Rumki Majumdar, economist at Deloitte India, said: "We believe that inflation may ease in the coming months assuming no rise in infections. However, high oil and commodity prices will keep the pressure on prices."
Sabnavis says Kharif crop and its price effect would be the crux.
Sowing of Kharif crops gained momentum and hit almost 2020 levels during the week ended August 13. However, concerns remained over the final output because of delay in the planting of some crops, which have crossed their ideal sowing time.

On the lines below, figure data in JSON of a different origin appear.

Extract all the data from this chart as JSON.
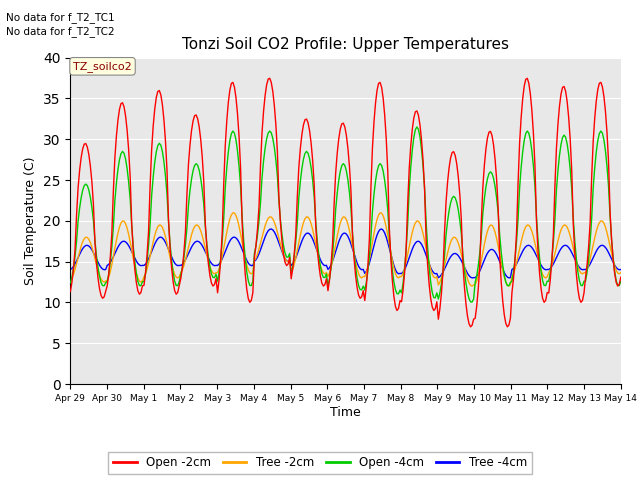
{
  "title": "Tonzi Soil CO2 Profile: Upper Temperatures",
  "xlabel": "Time",
  "ylabel": "Soil Temperature (C)",
  "annotations": [
    "No data for f_T2_TC1",
    "No data for f_T2_TC2"
  ],
  "box_label": "TZ_soilco2",
  "ylim": [
    0,
    40
  ],
  "yticks": [
    0,
    5,
    10,
    15,
    20,
    25,
    30,
    35,
    40
  ],
  "colors": {
    "open_2cm": "#FF0000",
    "tree_2cm": "#FFA500",
    "open_4cm": "#00CC00",
    "tree_4cm": "#0000FF"
  },
  "legend": [
    "Open -2cm",
    "Tree -2cm",
    "Open -4cm",
    "Tree -4cm"
  ],
  "bg_color": "#E8E8E8",
  "fig_color": "#FFFFFF",
  "x_tick_labels": [
    "Apr 29",
    "Apr 30",
    "May 1",
    "May 2",
    "May 3",
    "May 4",
    "May 5",
    "May 6",
    "May 7",
    "May 8",
    "May 9",
    "May 10",
    "May 11",
    "May 12",
    "May 13",
    "May 14"
  ],
  "red_peaks": [
    29.5,
    34.5,
    36.0,
    33.0,
    37.0,
    37.5,
    32.5,
    32.0,
    37.0,
    33.5,
    28.5,
    31.0,
    37.5,
    36.5,
    37.0
  ],
  "red_troughs": [
    10.5,
    11.0,
    11.0,
    12.0,
    10.0,
    14.5,
    12.0,
    10.5,
    9.0,
    9.0,
    7.0,
    7.0,
    10.0,
    10.0,
    12.0
  ],
  "green_peaks": [
    24.5,
    28.5,
    29.5,
    27.0,
    31.0,
    31.0,
    28.5,
    27.0,
    27.0,
    31.5,
    23.0,
    26.0,
    31.0,
    30.5,
    31.0
  ],
  "green_troughs": [
    12.0,
    12.0,
    12.0,
    13.0,
    12.0,
    15.5,
    13.0,
    11.5,
    11.0,
    10.5,
    10.0,
    12.0,
    12.0,
    12.0,
    12.0
  ],
  "orange_peaks": [
    18.0,
    20.0,
    19.5,
    19.5,
    21.0,
    20.5,
    20.5,
    20.5,
    21.0,
    20.0,
    18.0,
    19.5,
    19.5,
    19.5,
    20.0
  ],
  "orange_troughs": [
    12.5,
    12.5,
    13.0,
    13.5,
    13.5,
    15.0,
    13.5,
    13.0,
    13.0,
    13.0,
    12.0,
    12.0,
    13.0,
    13.5,
    13.5
  ],
  "blue_peaks": [
    17.0,
    17.5,
    18.0,
    17.5,
    18.0,
    19.0,
    18.5,
    18.5,
    19.0,
    17.5,
    16.0,
    16.5,
    17.0,
    17.0,
    17.0
  ],
  "blue_troughs": [
    14.0,
    14.5,
    14.5,
    14.5,
    14.5,
    15.0,
    14.5,
    14.0,
    13.5,
    13.5,
    13.0,
    13.0,
    14.0,
    14.0,
    14.0
  ]
}
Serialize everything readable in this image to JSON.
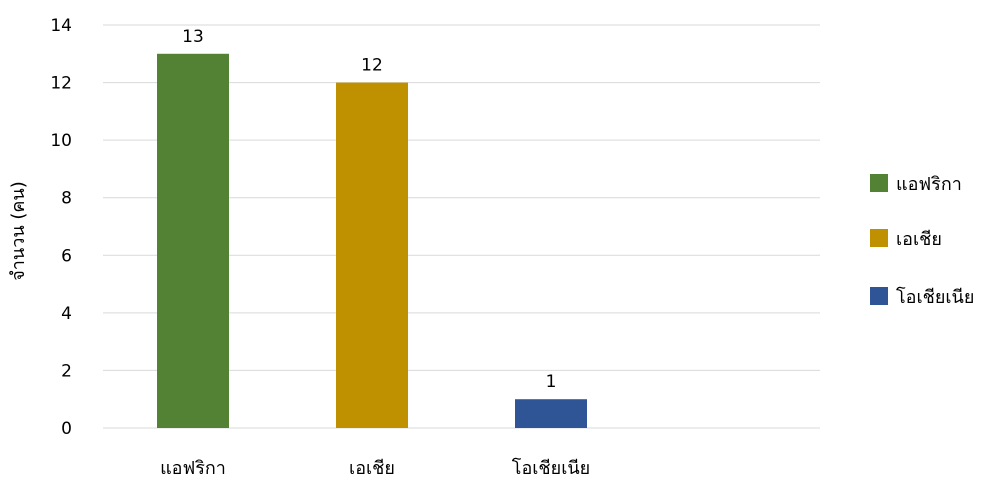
{
  "chart_data": {
    "type": "bar",
    "categories": [
      "แอฟริกา",
      "เอเชีย",
      "โอเชียเนีย"
    ],
    "values": [
      13,
      12,
      1
    ],
    "colors": [
      "#548235",
      "#BF9000",
      "#2F5597"
    ],
    "data_labels": [
      "13",
      "12",
      "1"
    ],
    "title": "",
    "xlabel": "",
    "ylabel": "จำนวน (คน)",
    "ylim": [
      0,
      14
    ],
    "yticks": [
      0,
      2,
      4,
      6,
      8,
      10,
      12,
      14
    ],
    "grid": true,
    "legend": {
      "position": "right",
      "entries": [
        "แอฟริกา",
        "เอเชีย",
        "โอเชียเนีย"
      ]
    }
  }
}
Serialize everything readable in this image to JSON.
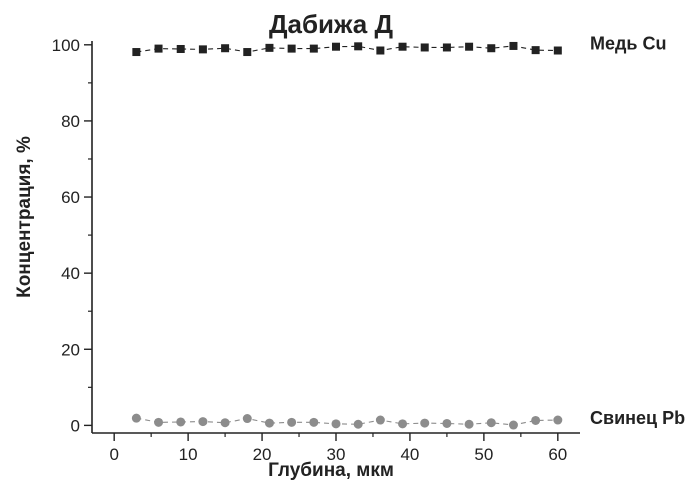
{
  "chart_data": {
    "type": "line",
    "title": "Дабижа Д",
    "xlabel": "Глубина, мкм",
    "ylabel": "Концентрация, %",
    "xlim": [
      -3,
      63
    ],
    "ylim": [
      -2,
      101
    ],
    "xticks": [
      0,
      10,
      20,
      30,
      40,
      50,
      60
    ],
    "yticks": [
      0,
      20,
      40,
      60,
      80,
      100
    ],
    "x": [
      3,
      6,
      9,
      12,
      15,
      18,
      21,
      24,
      27,
      30,
      33,
      36,
      39,
      42,
      45,
      48,
      51,
      54,
      57,
      60
    ],
    "series": [
      {
        "name": "Медь Cu",
        "marker": "square",
        "color": "#222222",
        "values": [
          98.1,
          99.0,
          98.9,
          98.8,
          99.1,
          98.1,
          99.2,
          99.0,
          99.0,
          99.5,
          99.6,
          98.5,
          99.5,
          99.3,
          99.3,
          99.5,
          99.1,
          99.7,
          98.6,
          98.5
        ]
      },
      {
        "name": "Свинец Pb",
        "marker": "circle",
        "color": "#8c8c8c",
        "values": [
          1.9,
          0.8,
          0.9,
          1.0,
          0.7,
          1.8,
          0.6,
          0.8,
          0.8,
          0.4,
          0.3,
          1.4,
          0.4,
          0.6,
          0.5,
          0.3,
          0.7,
          0.1,
          1.3,
          1.4
        ]
      }
    ],
    "grid": false,
    "legend": "series labels at right end of lines"
  }
}
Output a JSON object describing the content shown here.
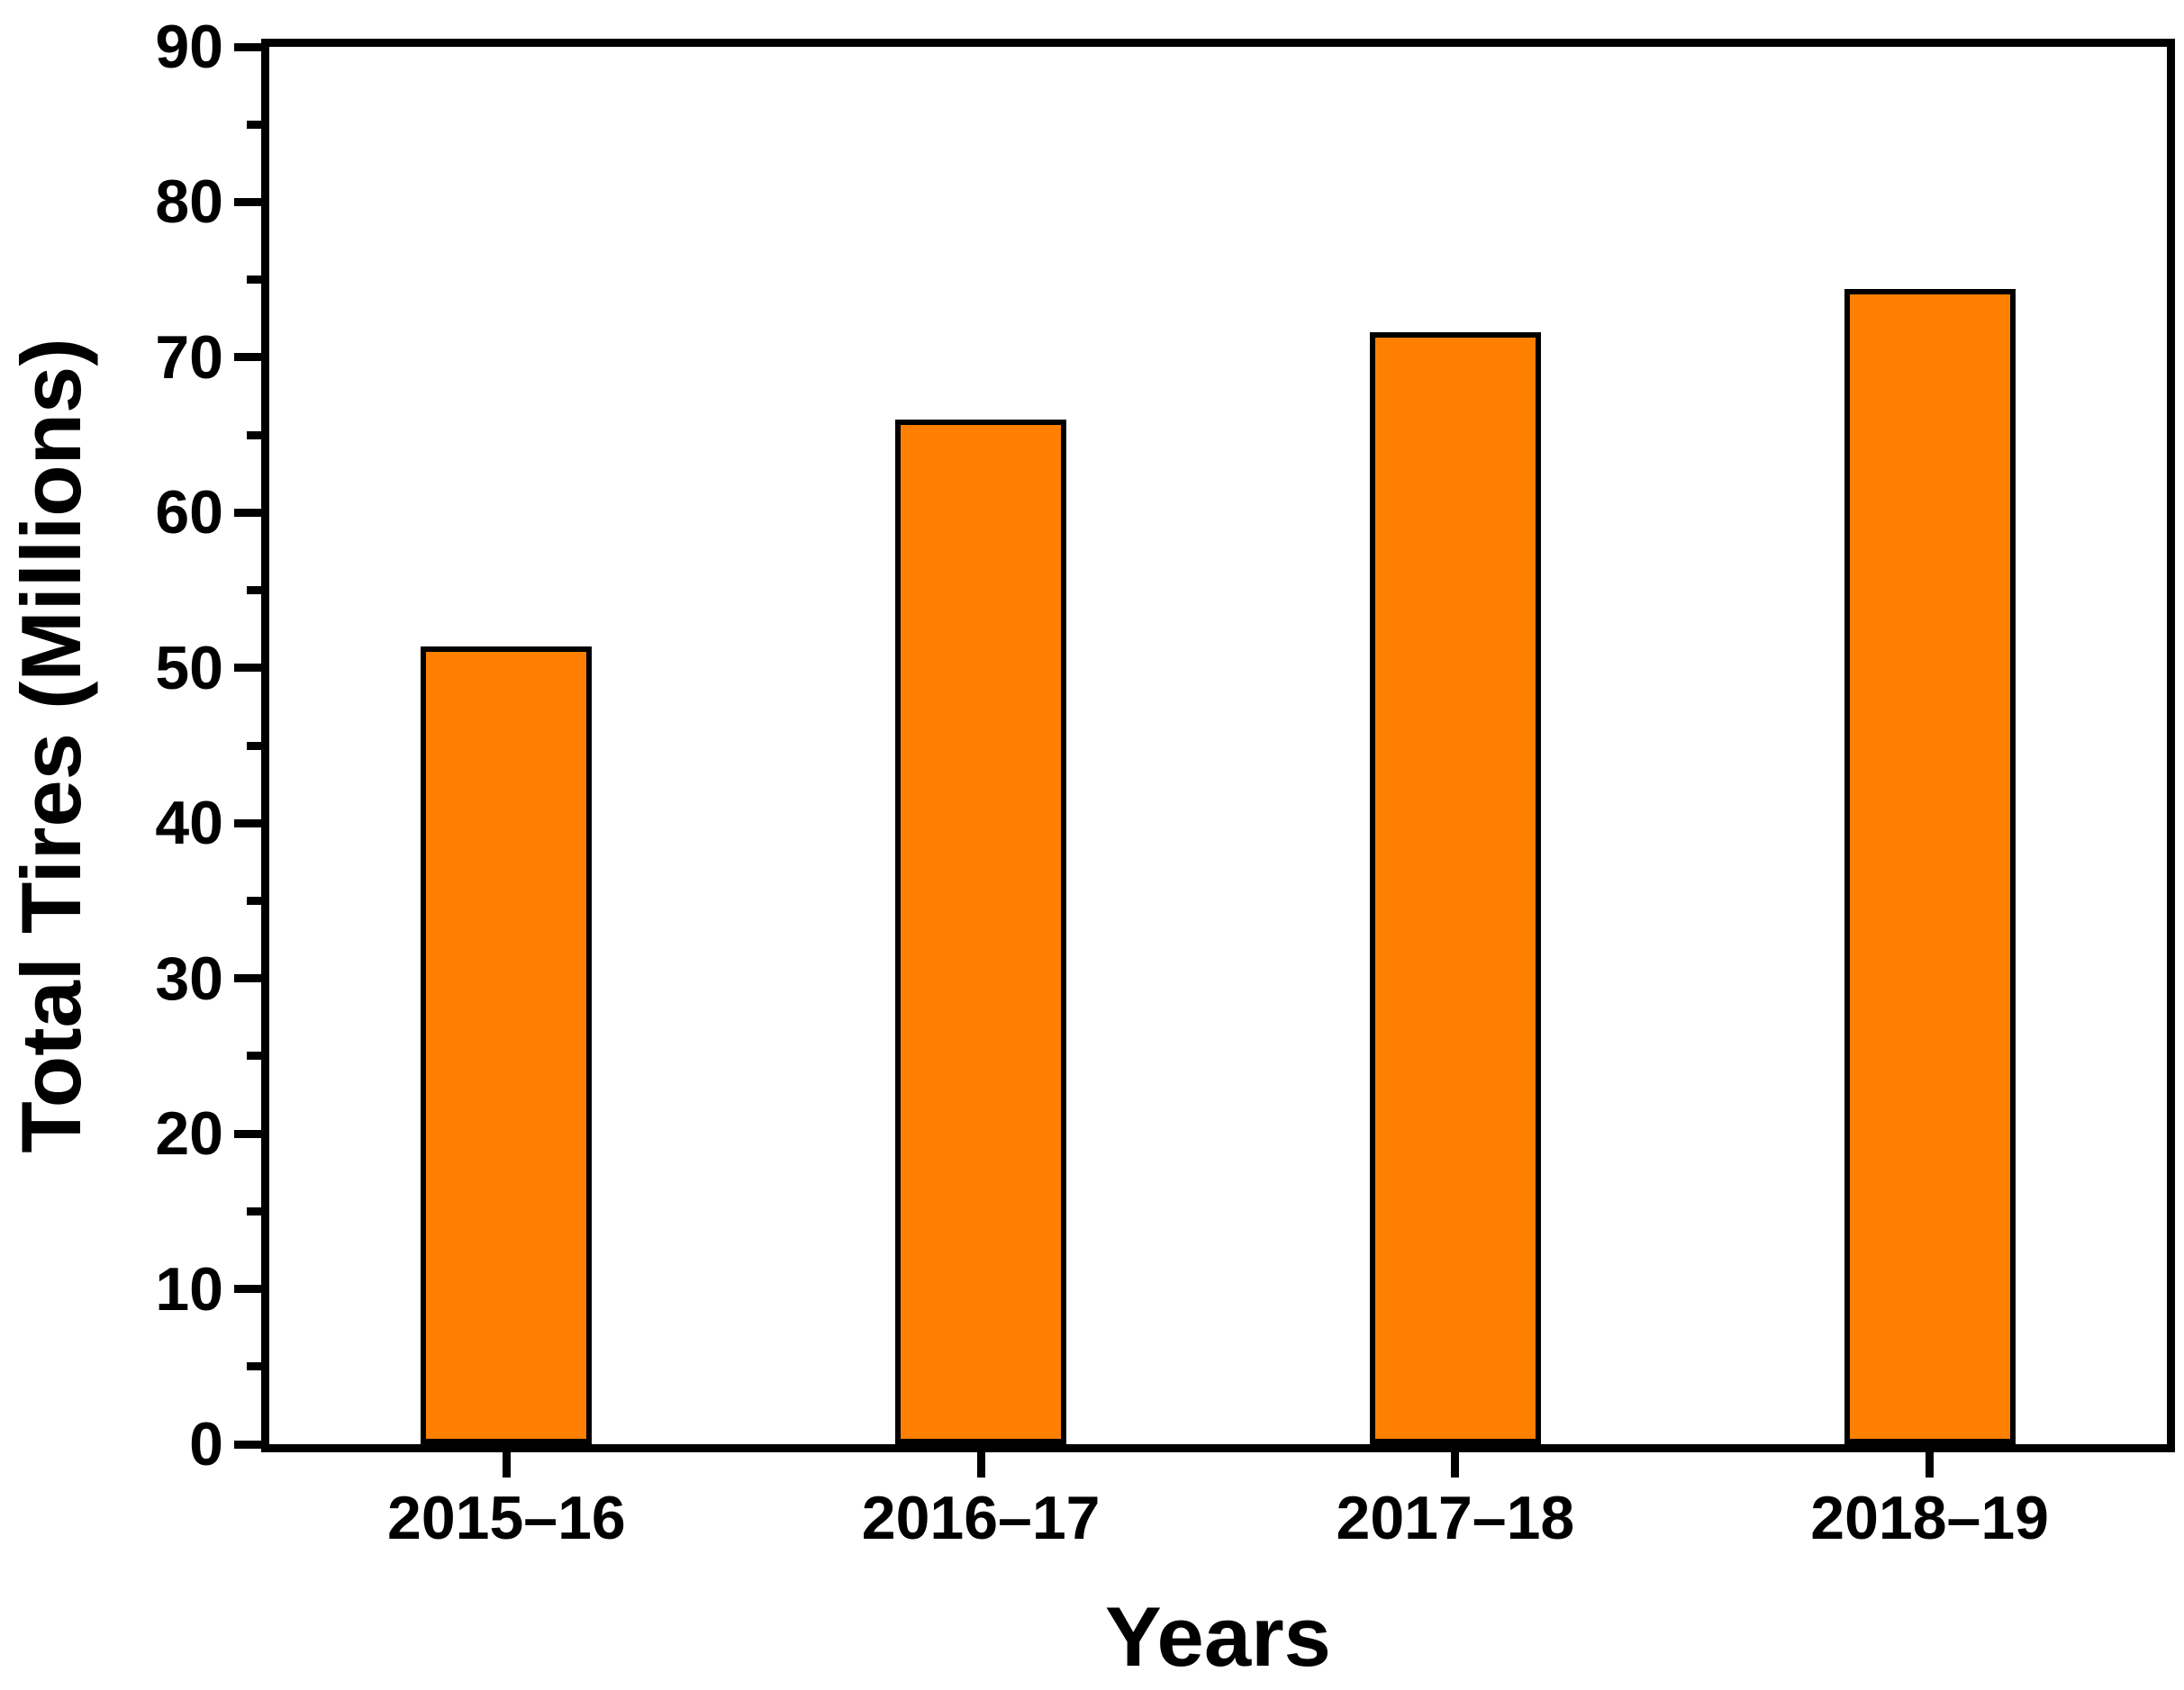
{
  "chart_data": {
    "type": "bar",
    "categories": [
      "2015–16",
      "2016–17",
      "2017–18",
      "2018–19"
    ],
    "values": [
      51.4,
      66.0,
      71.6,
      74.4
    ],
    "title": "",
    "xlabel": "Years",
    "ylabel": "Total Tires (Millions)",
    "ylim": [
      0,
      90
    ],
    "y_major_tick_step": 10,
    "y_minor_tick_step": 5,
    "y_tick_labels": [
      "0",
      "10",
      "20",
      "30",
      "40",
      "50",
      "60",
      "70",
      "80",
      "90"
    ],
    "bar_color": "#ff8000",
    "bar_border_color": "#000000",
    "axis_color": "#000000",
    "background_color": "#ffffff",
    "grid": "off",
    "legend": "none"
  }
}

According to latest data from the department of agriculture, Kharif crops have been planted in around 99.7 million hectares till August 13, which is just 1.78 per cent less than the same period last year. It is 2.08 per cent more than the average area covered during the last five years.
Food inflation rate dropped to 3.96 per cent in July from 5.15 per cent in June, as deflation (the rate of fall in prices) in vegetables rose to 7.75 per cent from 0.70 per cent. Cereals also saw deflation, but it moderated to 1.75 per cent from 1.94 per cent. Sugar and confectionery entered deflation at 0.52 per cent from inflation of 0.79 per cent.
However, certain items saw an elevated rate of price rise. For instance, the inflation rate in eggs rose to 20.82 per cent in July from 19.35 per cent in the previous month.
Also, the rate of price rise in pulses saw moderation after the government intervened to make their imports cheaper. However, it still remained at 9.04 per cent in the month, down from 10.01 per cent in June. Similarly, the inflation rate in oil and fats was at 32.53 per cent compared to 34.78 per cent. Fruits were at 8.91 per cent against 11.82 per cent.
Pant said that ideally average inflation towards the upper end of RBI's inflation target should prompt monetary authority to move away from ultra-loose monetary policy. “However, with growth concerns taking priority, RBI would stay put on rates throughout FY '22 but address the systemic liquidity,” he said.
Nayar said the July inflation rate would help in quelling anxiety about the immediacy with which rates need to be hiked by MPC.
She expected MPC to embark on policy normalisation once domestic demand strengthens and starts dominating inflationary pressures, in place of supply-side issues later this financial year.